In the late 1990’s I took the position of principal at our local elementary school, the same school where I, and later, my three sons attended kindergarten through 6th grade. Back in my day marbles were popular, but our rules for play were not conventional. Instead of drawing circles on the pavement and shooting marbles to try to knock our competitors’ marbles out of the ring we used the entire playground as our field of play. There were no boundaries and our rules were fairly simple. One player would “shoot” his marble with his thumb out on to the playground, then the second person would follow suit, trying to land his marble within reasonable proximity of the first. Each player would take turns shooting until one person’s marble hit the other’s. The successful shooter would then take possession of his friend’s marble.
I said our rules were “fairly” simple. The complications arose when declaring whether “hunchies” were permitted, whether you could call “blockies” or not, and whether you were playing for “keepies.” Another aspect of our version of marbles was the trading that took place during non-playing time. I recall that there were numerous kinds of marbles, some more valuable than others in the eyes of the young traders. “Steelies” were considered to be worth more than the typical glass marbles. “Cateyes” were better than “clearies,”, and the “bolger” version of any marble was more valuable than the standard size. Trading for marbles was rampant on the playground, but I recall few fights where one person accused another of trading unfairly. Everyone knew the relative value of marbles to himself and to others. If you owned a lot of steelies, you could amass quite a few cateyes and bolgers if you were shrewd. Even so, when one person traded with another, each was happy because each was convinced an even, fair trade was made.
Fast forward a few decades to when I served as principal. Marbles were not the commodity of choice during the late 90’s. Instead the students were amassing paraphernalia related to the Pokemon craze that was sweeping the country. I must confess I knew little or nothing about the Pokemon world (evidently the various types of Pokemon characters are called “species,” and they are depicted on cards and other tokens). But I did know the value associated with an individual species was relative…unlike marbles, the various Pokemon species had no visible attractiveness that made one more valuable than the other. You had to know the Pokemon universe in order to know the value of an individual card or token. This meant that the Pokemon savvy students at school frequently took advantage of the less knowledgeable (typically younger) students by convincing them to trade Pokemon paraphernalia based on visual appeal rather than value.
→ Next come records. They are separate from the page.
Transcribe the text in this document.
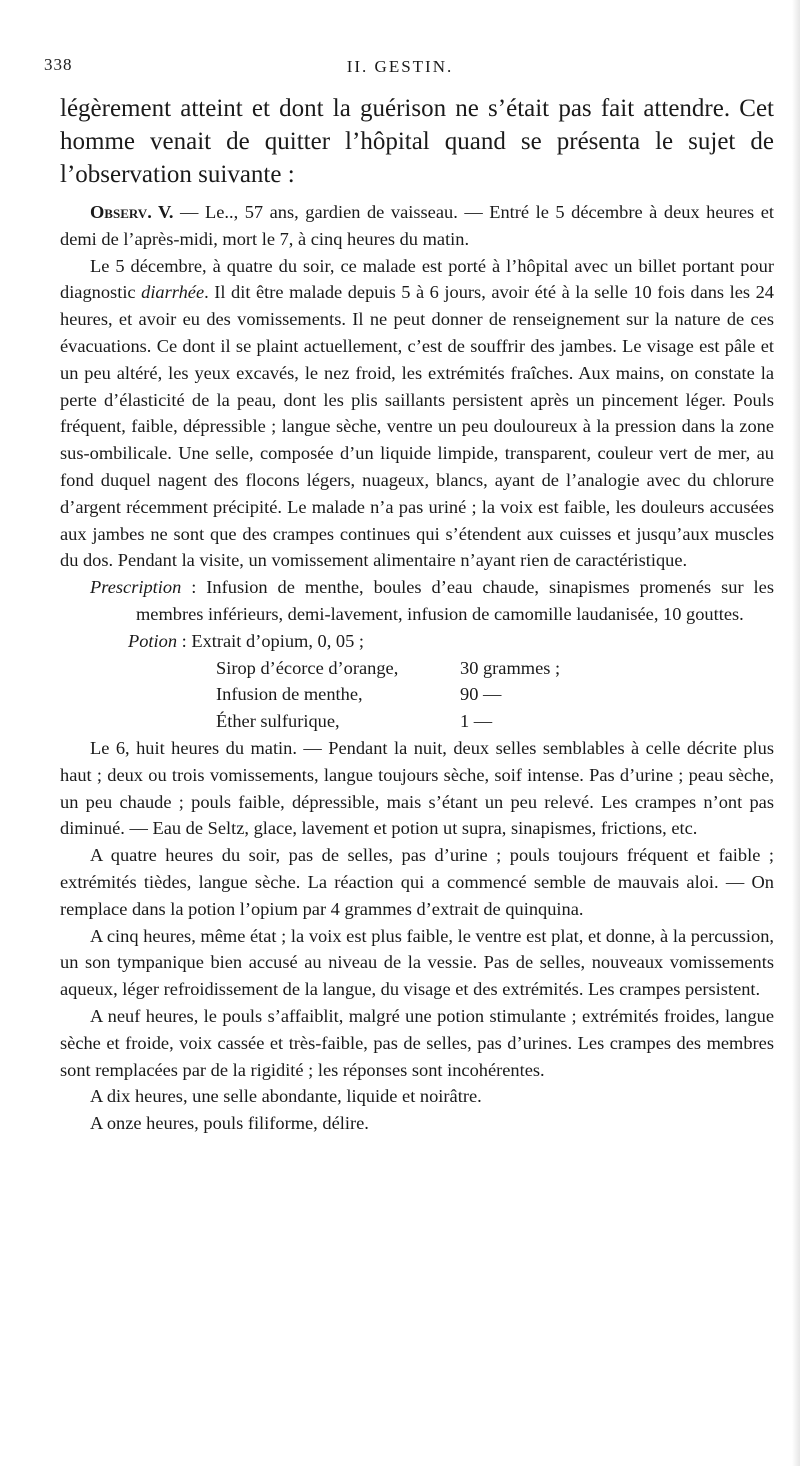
338	II. GESTIN.

légèrement atteint et dont la guérison ne s’était pas fait attendre. Cet homme venait de quitter l’hôpital quand se présenta le sujet de l’observation suivante :

Observ. V. — Le.., 57 ans, gardien de vaisseau. — Entré le 5 décembre à deux heures et demi de l’après-midi, mort le 7, à cinq heures du matin.

Le 5 décembre, à quatre du soir, ce malade est porté à l’hôpital avec un billet portant pour diagnostic diarrhée. Il dit être malade depuis 5 à 6 jours, avoir été à la selle 10 fois dans les 24 heures, et avoir eu des vomissements. Il ne peut donner de renseignement sur la nature de ces évacuations. Ce dont il se plaint actuellement, c’est de souffrir des jambes. Le visage est pâle et un peu altéré, les yeux excavés, le nez froid, les extrémités fraîches. Aux mains, on constate la perte d’élasticité de la peau, dont les plis saillants persistent après un pincement léger. Pouls fréquent, faible, dépressible ; langue sèche, ventre un peu douloureux à la pression dans la zone sus-ombilicale. Une selle, composée d’un liquide limpide, transparent, couleur vert de mer, au fond duquel nagent des flocons légers, nuageux, blancs, ayant de l’analogie avec du chlorure d’argent récemment précipité. Le malade n’a pas uriné ; la voix est faible, les douleurs accusées aux jambes ne sont que des crampes continues qui s’étendent aux cuisses et jusqu’aux muscles du dos. Pendant la visite, un vomissement alimentaire n’ayant rien de caractéristique.

Prescription : Infusion de menthe, boules d’eau chaude, sinapismes promenés sur les membres inférieurs, demi-lavement, infusion de camomille laudanisée, 10 gouttes.

Potion : Extrait d’opium, 0, 05 ;
Sirop d’écorce d’orange,	30 grammes ;
Infusion de menthe,	90 —
Éther sulfurique,	1 —

Le 6, huit heures du matin. — Pendant la nuit, deux selles semblables à celle décrite plus haut ; deux ou trois vomissements, langue toujours sèche, soif intense. Pas d’urine ; peau sèche, un peu chaude ; pouls faible, dépressible, mais s’étant un peu relevé. Les crampes n’ont pas diminué. — Eau de Seltz, glace, lavement et potion ut supra, sinapismes, frictions, etc.

A quatre heures du soir, pas de selles, pas d’urine ; pouls toujours fréquent et faible ; extrémités tièdes, langue sèche. La réaction qui a commencé semble de mauvais aloi. — On remplace dans la potion l’opium par 4 grammes d’extrait de quinquina.

A cinq heures, même état ; la voix est plus faible, le ventre est plat, et donne, à la percussion, un son tympanique bien accusé au niveau de la vessie. Pas de selles, nouveaux vomissements aqueux, léger refroidissement de la langue, du visage et des extrémités. Les crampes persistent.

A neuf heures, le pouls s’affaiblit, malgré une potion stimulante ; extrémités froides, langue sèche et froide, voix cassée et très-faible, pas de selles, pas d’urines. Les crampes des membres sont remplacées par de la rigidité ; les réponses sont incohérentes.

A dix heures, une selle abondante, liquide et noirâtre.

A onze heures, pouls filiforme, délire.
Once a student found out he’d been swindled the outcry was loud and pitiful. Teachers were spending a lot of time trying to rectify unfair trades, and an increasing amount of my time was also being absorbed. We had to outlaw all trading and, eventually, Pokemon cards and related items were banned from the building.
The idea behind trading is that both parties are aiming to conduct a fair trade, but the item(s) traded have inherent value to each individual. In the book of Proverbs, unfair or deceptive trading is frowned upon:
Treasures gained by wickedness do not profit, but righteousness delivers from death.
(Proverbs 10:2 ESV)
A false balance is an abomination to the LORD, but a just weight is his delight.
(Proverbs 11:1 ESV)
No rational person will knowingly allow himself to be cheated in a purchase, trade, or barter. We seek to better ourselves and our estate when we make trades, and the person with whom we trade has the same goal. But consider these verses from Isaiah Chapter 53, written over 700 years prior to the birth of Jesus, where Isaiah is prophesying about the coming servant redeemer who would suffer for sinners like you and me:
Surely he has borne our griefs and carried our sorrows; yet we esteemed him stricken, smitten by God, and afflicted. But he was pierced for our transgressions; he was crushed for our iniquities; upon him was the chastisement that brought us peace, and with his wounds we are healed. All we like sheep have gone astray; we have turned—every one—to his own way; and the LORD has laid on him the iniquity of us all.
(Isaiah 53:4-6 ESV)
Consider this trade: He took our griefs, our sorrows, our transgressions, our iniquities, and our chastisement. He was stricken, smitten, afflicted, pierced, crushed, and wounded in our stead. We got peace and healing. He took all the bad stuff and we got all the good stuff.
The entire chapter is filled with more details about this amazingly uneven, unfair trade. But in verse 10 it says that God was pleased to do this on our behalf. What incredible love! What amazing grace! As the writer of Hebrews exclaims in chapter 2 verse 3, “How shall we escape if we neglect such a great salvation?” Have you accepted this trade being offered to you…one that truly is amazingly uneven to our benefit? He is extending it to you today!